The only car on the street stops us and asks, “Are you looking for the naked lady?”

Huh? “What naked lady?”

The driver says there’s a naked lady running around on the next street.  OK, my interest is piqued and my partner has put down his log. We turn the corner and see something duck down behind a parked car.

I drive up next to the car and get out.  This twenty-something, drop-dead glorious young lady stands up. She’s not even wearing shoes or earrings. I’m a trained observer.

I ask her, “Why are you running around naked in the middle of the night?”

She says her parents don’t want her to sleep in the nude and she wants to feel free. She asks me my opinion as she stands in front of me, unashamed.

I just swallowed my gum.

I beginning to understand this young lady has some mental issues.  We put her in the back seat of our police car and drive around the corner to her house. We wake up mom who brings out a blanket and takes her daughter inside. Those are just a few of the incidents of naked women I’ve run across in Hollywood.

Character:  Dorothy, the Button lady

I became aware of Dorothy in the 80/90’s.  She got her name from the numerous buttons and pins she had on her coat.  I would see Dorothy walking westbound on Hollywood Boulevard early in the morning. She would sit on a bus bench in front of Grauman’s Chinese Theater and wait for the first tour bus to arrive. When the tourists saw Dorothy they wanted to take a picture with her.
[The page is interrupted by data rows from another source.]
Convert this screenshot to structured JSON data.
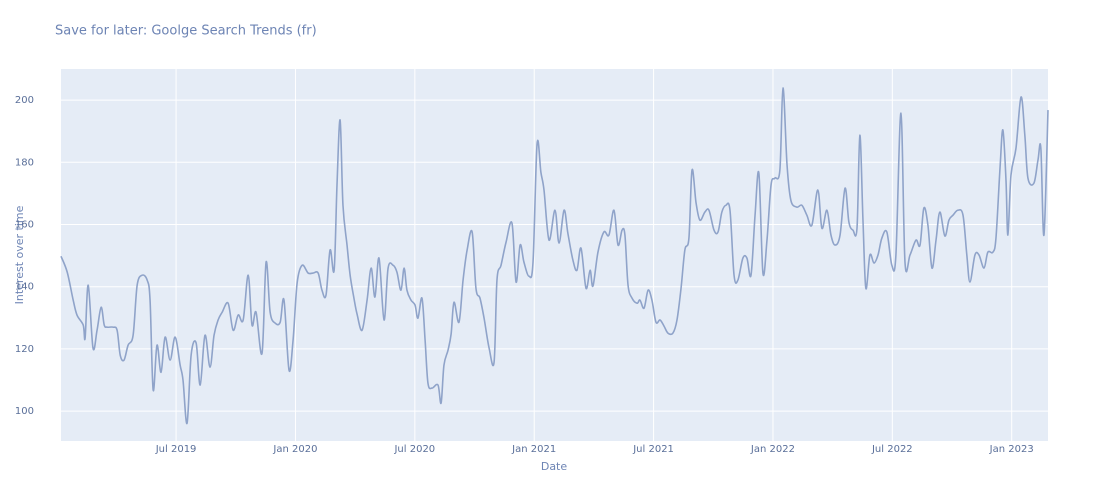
{
  "chart_data": {
    "type": "line",
    "title": "Save for later: Goolge Search Trends (fr)",
    "x_label": "Date",
    "y_label": "Interest over time",
    "xlim": [
      2019.018,
      2023.152
    ],
    "ylim": [
      90.4,
      210
    ],
    "xticks": [
      {
        "value": 2019.5,
        "label": "Jul 2019"
      },
      {
        "value": 2020,
        "label": "Jan 2020"
      },
      {
        "value": 2020.5,
        "label": "Jul 2020"
      },
      {
        "value": 2021,
        "label": "Jan 2021"
      },
      {
        "value": 2021.5,
        "label": "Jul 2021"
      },
      {
        "value": 2022,
        "label": "Jan 2022"
      },
      {
        "value": 2022.5,
        "label": "Jul 2022"
      },
      {
        "value": 2023,
        "label": "Jan 2023"
      }
    ],
    "yticks": [
      100,
      120,
      140,
      160,
      180,
      200
    ],
    "grid": true,
    "series": [
      {
        "color": "#8fa3c9",
        "x": [
          2019.018,
          2019.044,
          2019.069,
          2019.085,
          2019.111,
          2019.119,
          2019.132,
          2019.152,
          2019.169,
          2019.186,
          2019.199,
          2019.211,
          2019.236,
          2019.253,
          2019.266,
          2019.282,
          2019.299,
          2019.32,
          2019.337,
          2019.358,
          2019.379,
          2019.391,
          2019.404,
          2019.42,
          2019.437,
          2019.454,
          2019.475,
          2019.496,
          2019.517,
          2019.529,
          2019.546,
          2019.563,
          2019.584,
          2019.601,
          2019.621,
          2019.642,
          2019.659,
          2019.676,
          2019.693,
          2019.718,
          2019.739,
          2019.76,
          2019.781,
          2019.802,
          2019.818,
          2019.835,
          2019.86,
          2019.877,
          2019.894,
          2019.915,
          2019.936,
          2019.952,
          2019.973,
          2019.99,
          2020.007,
          2020.028,
          2020.053,
          2020.074,
          2020.095,
          2020.111,
          2020.128,
          2020.145,
          2020.162,
          2020.174,
          2020.187,
          2020.199,
          2020.216,
          2020.229,
          2020.245,
          2020.258,
          2020.279,
          2020.3,
          2020.317,
          2020.333,
          2020.35,
          2020.371,
          2020.388,
          2020.409,
          2020.425,
          2020.442,
          2020.455,
          2020.467,
          2020.484,
          2020.501,
          2020.513,
          2020.53,
          2020.543,
          2020.555,
          2020.572,
          2020.597,
          2020.61,
          2020.622,
          2020.639,
          2020.652,
          2020.664,
          2020.685,
          2020.702,
          2020.719,
          2020.74,
          2020.756,
          2020.773,
          2020.79,
          2020.811,
          2020.832,
          2020.844,
          2020.861,
          2020.882,
          2020.907,
          2020.924,
          2020.941,
          2020.957,
          2020.978,
          2020.995,
          2021.012,
          2021.028,
          2021.041,
          2021.062,
          2021.087,
          2021.104,
          2021.125,
          2021.141,
          2021.162,
          2021.179,
          2021.196,
          2021.217,
          2021.234,
          2021.246,
          2021.267,
          2021.292,
          2021.313,
          2021.334,
          2021.351,
          2021.368,
          2021.38,
          2021.393,
          2021.41,
          2021.431,
          2021.443,
          2021.46,
          2021.477,
          2021.493,
          2021.51,
          2021.527,
          2021.544,
          2021.56,
          2021.581,
          2021.598,
          2021.615,
          2021.631,
          2021.648,
          2021.661,
          2021.678,
          2021.694,
          2021.715,
          2021.732,
          2021.753,
          2021.77,
          2021.786,
          2021.803,
          2021.82,
          2021.837,
          2021.853,
          2021.874,
          2021.891,
          2021.908,
          2021.925,
          2021.941,
          2021.958,
          2021.975,
          2021.992,
          2022.008,
          2022.029,
          2022.042,
          2022.059,
          2022.075,
          2022.1,
          2022.121,
          2022.142,
          2022.163,
          2022.188,
          2022.205,
          2022.226,
          2022.243,
          2022.26,
          2022.281,
          2022.302,
          2022.318,
          2022.335,
          2022.352,
          2022.364,
          2022.377,
          2022.389,
          2022.406,
          2022.423,
          2022.44,
          2022.456,
          2022.477,
          2022.498,
          2022.515,
          2022.536,
          2022.553,
          2022.574,
          2022.599,
          2022.616,
          2022.632,
          2022.649,
          2022.666,
          2022.683,
          2022.699,
          2022.72,
          2022.737,
          2022.754,
          2022.775,
          2022.796,
          2022.812,
          2022.825,
          2022.846,
          2022.863,
          2022.884,
          2022.9,
          2022.921,
          2022.934,
          2022.951,
          2022.963,
          2022.976,
          2022.984,
          2022.997,
          2023.018,
          2023.039,
          2023.055,
          2023.068,
          2023.093,
          2023.11,
          2023.122,
          2023.135,
          2023.152
        ],
        "values": [
          149.8,
          144.7,
          135.7,
          130.9,
          127.7,
          123.5,
          140.5,
          120.3,
          126.0,
          133.4,
          127.7,
          127.0,
          127.0,
          126.0,
          118.0,
          116.4,
          121.2,
          124.4,
          140.5,
          143.7,
          142.1,
          135.7,
          106.8,
          121.2,
          112.5,
          123.8,
          116.4,
          123.8,
          114.8,
          110.0,
          96.1,
          118.0,
          121.9,
          108.4,
          124.4,
          114.1,
          124.4,
          129.3,
          131.8,
          134.7,
          126.0,
          130.9,
          129.3,
          143.7,
          127.7,
          131.8,
          118.6,
          147.9,
          131.8,
          128.3,
          128.6,
          135.7,
          113.2,
          122.8,
          141.2,
          146.9,
          144.4,
          144.4,
          144.4,
          138.9,
          137.3,
          151.8,
          145.3,
          172.7,
          193.6,
          166.2,
          153.4,
          143.7,
          136.3,
          131.2,
          126.0,
          135.7,
          146.0,
          136.7,
          149.2,
          129.3,
          146.0,
          146.9,
          144.7,
          138.9,
          146.0,
          138.9,
          135.7,
          134.1,
          129.9,
          136.3,
          122.8,
          109.0,
          107.4,
          108.4,
          102.6,
          114.8,
          119.6,
          124.8,
          135.0,
          128.6,
          142.1,
          151.8,
          157.6,
          139.5,
          136.3,
          129.9,
          120.3,
          115.8,
          142.1,
          146.9,
          154.3,
          160.4,
          141.5,
          153.4,
          147.9,
          143.4,
          147.9,
          185.9,
          176.8,
          171.1,
          155.0,
          164.6,
          154.0,
          164.6,
          157.2,
          148.6,
          145.3,
          152.4,
          139.5,
          145.3,
          140.2,
          151.1,
          157.6,
          156.6,
          164.6,
          153.4,
          158.2,
          156.6,
          140.5,
          136.3,
          134.7,
          135.7,
          133.1,
          138.9,
          135.7,
          128.6,
          129.3,
          127.3,
          125.1,
          125.1,
          129.3,
          139.5,
          151.8,
          155.6,
          177.5,
          166.9,
          161.4,
          164.0,
          164.6,
          158.2,
          157.6,
          164.0,
          166.2,
          164.6,
          143.7,
          142.1,
          149.2,
          149.2,
          143.7,
          163.0,
          176.5,
          144.4,
          155.0,
          172.7,
          174.9,
          177.5,
          203.9,
          179.1,
          167.8,
          165.6,
          166.2,
          163.0,
          159.8,
          171.1,
          158.8,
          164.6,
          156.6,
          153.4,
          156.6,
          171.7,
          160.8,
          158.2,
          158.8,
          188.7,
          161.4,
          139.5,
          150.2,
          147.6,
          150.2,
          155.6,
          157.6,
          146.9,
          150.2,
          195.8,
          147.9,
          150.2,
          155.0,
          153.4,
          165.3,
          159.8,
          146.0,
          155.0,
          164.0,
          156.3,
          161.4,
          163.0,
          164.6,
          163.0,
          150.2,
          141.5,
          150.2,
          150.2,
          146.0,
          151.1,
          151.1,
          155.6,
          178.1,
          190.4,
          174.3,
          156.6,
          175.9,
          184.6,
          201.0,
          188.7,
          174.9,
          173.3,
          180.7,
          184.6,
          156.6,
          196.8
        ]
      }
    ]
  }
}
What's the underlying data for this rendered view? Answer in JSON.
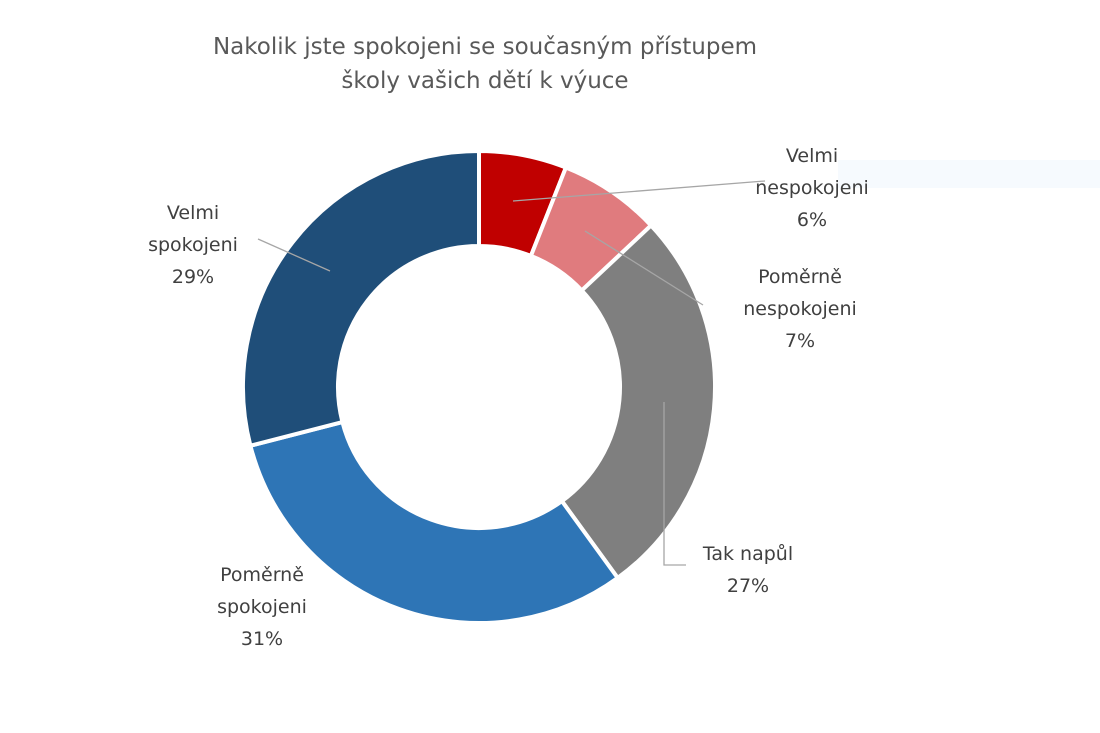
{
  "chart_data": {
    "type": "pie",
    "donut": true,
    "title_lines": [
      "Nakolik jste spokojeni se současným přístupem",
      "školy vašich dětí k výuce"
    ],
    "slices": [
      {
        "label_lines": [
          "Velmi",
          "nespokojeni"
        ],
        "value_label": "6%",
        "value": 6,
        "color": "#c00000"
      },
      {
        "label_lines": [
          "Poměrně",
          "nespokojeni"
        ],
        "value_label": "7%",
        "value": 7,
        "color": "#e07b7e"
      },
      {
        "label_lines": [
          "Tak napůl"
        ],
        "value_label": "27%",
        "value": 27,
        "color": "#7f7f7f"
      },
      {
        "label_lines": [
          "Poměrně",
          "spokojeni"
        ],
        "value_label": "31%",
        "value": 31,
        "color": "#2e75b6"
      },
      {
        "label_lines": [
          "Velmi",
          "spokojeni"
        ],
        "value_label": "29%",
        "value": 29,
        "color": "#1f4e79"
      }
    ],
    "leader_line_color": "#a6a6a6",
    "legend": "none"
  }
}
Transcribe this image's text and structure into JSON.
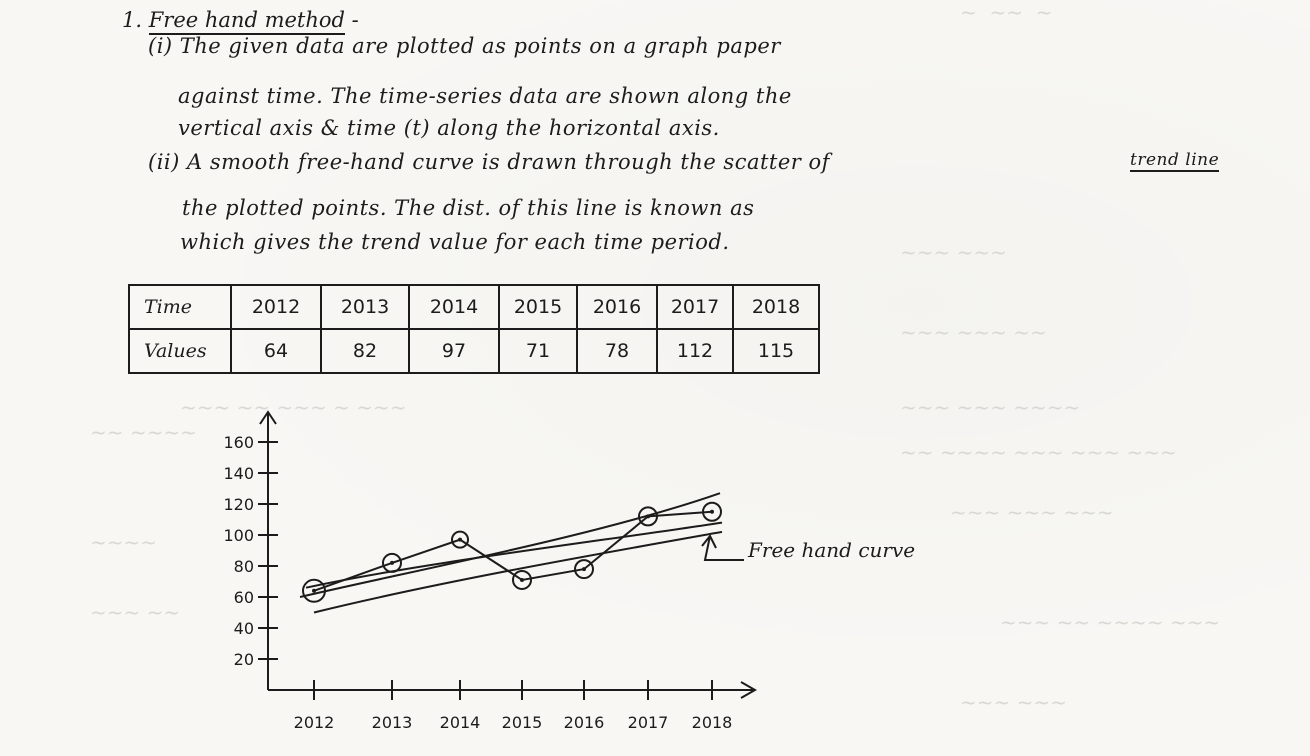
{
  "heading": {
    "number": "1.",
    "title": "Free hand method",
    "dash": " -"
  },
  "paragraph": {
    "l1": "(i) The given data are plotted as points on a graph paper",
    "l2": "against time. The time-series data are shown along the",
    "l3": "vertical axis & time (t) along the horizontal axis.",
    "l4_pre": "(ii) A smooth free-hand curve is drawn through the scatter of",
    "l4_trend": "trend line",
    "l5": "the plotted points. The dist. of this line is known as",
    "l6": "which gives the trend value for each time period."
  },
  "table": {
    "time_label": "Time",
    "values_label": "Values",
    "years": [
      "2012",
      "2013",
      "2014",
      "2015",
      "2016",
      "2017",
      "2018"
    ],
    "values": [
      "64",
      "82",
      "97",
      "71",
      "78",
      "112",
      "115"
    ]
  },
  "chart_data": {
    "type": "line",
    "x": [
      "2012",
      "2013",
      "2014",
      "2015",
      "2016",
      "2017",
      "2018"
    ],
    "ylim": [
      0,
      170
    ],
    "yticks": [
      "160",
      "140",
      "120",
      "100",
      "80",
      "60",
      "40",
      "20"
    ],
    "series": [
      {
        "values": [
          64,
          82,
          97,
          71,
          78,
          112,
          115
        ]
      }
    ],
    "annotation": "Free hand curve"
  }
}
She would oblige for a small donation. Dorothy preceded the costumed super hero’s that now clog Hollywood Boulevard.

For the most part Dorothy was not a problem, but if anyone tried to encroach on Dorothy’s territory, she would call the police. One morning, I’m a Field Sergeant and a radio call is broadcast. “ADW (assault with a deadly weapon) suspect in front of Grauman’s Chinese Theater, Suspect is attempting to hit tourists with a chain.”  I drive up and Dorothy points to a male who is skipping rope. He’s a boxer and is doing the fancy rope skipping.

The tourists are taking his picture and not Dorothy’s. Dorothy wants him to leave. I tell Dorothy that he has every right to be there and I leave. I drive to the station and I’m in the Watch Commanders office when Communications Division calls and says that there’s a lady on the phone who wants to make a complaint. It’s Dorothy and she says that she called the police and the police (meaning me) didn’t do anything. I adjudicated my own complaint in five minutes.

Under Chief Parks it would have been a four week investigation.